I could write more. There is actually a great deal of agreement among Americans on very fundamental principles. But you'd never know that by listening to the news media, politicians or commentators. Their stock in trade is hysteria and headlines, and it's ripping this country apart.
A common trope about contemporary American involvement in foreign wars is that we're pushed into them by ignorant, warmongering politicians who want facile slogans for reelection campaigns, and by arms merchants and others with profit motives, all of whom exploit tragedies as a justification and none of whom care how many innocent lives are destroyed in the process.
That — like most such blanket statements — is probably a gross oversimplification. But it's astonishing how similar this is to our current crisis, which threatens to escalate into an internal war if we don't calm things down.
Wise and courageous political leaders would ease tensions by looking for instances of universal goodwill and bringing those to everyone's attention; collaborating with members of other parties to find meaningful and effective solutions; and upholding civil rights (like the right to peaceably protest) while protecting innocent bystanders and the rule of law.
Instead, our politicians make inflammatory accusations because they think it's going to win elections. Elected officials arrest surfers, skateboarders, barbers and moms at public parks but turn a blind eye while property is burned, looted and destroyed.
That isn't common cause; it's cowardice.
We have academics and other "thought leaders" pitching extreme and absurd sociological theories that demonize wide swaths of Americans because it gets media attention, sells books and provides lucrative speaking tours.
We have opportunistic CEOs only too happy to mollify the mobs by spreading smears, firing employees, silencing speech, banning books and toys, or blacklisting films.
We have too many journalists who publish and promote falsehoods that confirm their political leanings but avoid investigations that don't. They steer clear of controversy when it upsets their corporate higher-ups but betray the public's trust by abandoning their commitment to civil rights, the rule of law and the presumption of innocence. They happily ignore the rampant abuses of government power under former President Barack Obama's administration and its holdovers but insist that the narcissistic tweets of a bombastic real estate mogul pose an existential threat to the republic.
In fact, the very existence of Donald Trump as president of the United States is a direct consequence of millions of Americans having not been listened to — for years.

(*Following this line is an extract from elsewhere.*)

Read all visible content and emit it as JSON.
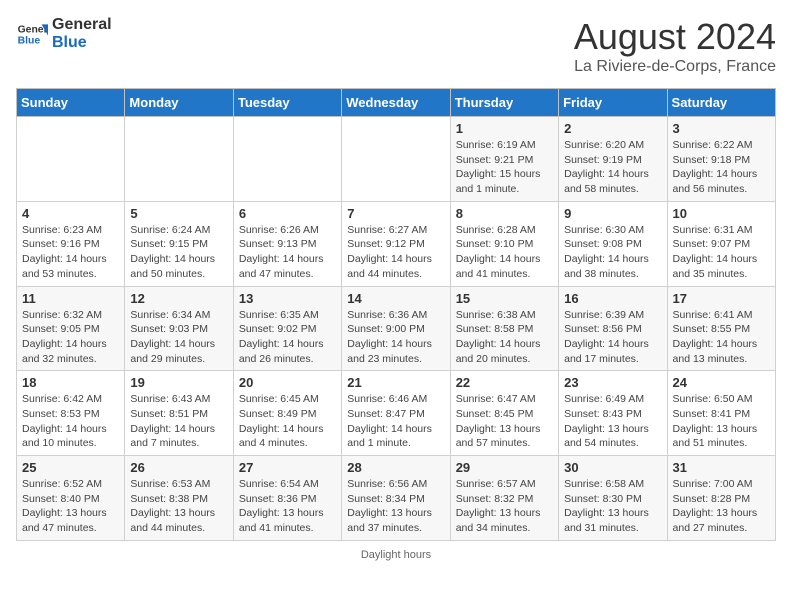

But this is not a Republican or conservative phenomenon. It is not a white phenomenon. It is not even a uniquely American phenomenon: I give you Bernie Sanders, the #WalkAway movement, #Blexit and #Brexit. All of these — as well as the protests ( not the looting or violence) we've seen over the past two weeks — are grounded in similar sentiments: What is happening is wrong. We've been telling you this for years. And you're not listening.
It's true. They're not. But here's what the "elites" don't know — or don't want us to know: We can get ourselves out of this mess if we stop listening to them . It's time we stop believing what they tell us about ourselves and start talking to one another. We'll not only get something done; we'll make them irrelevant.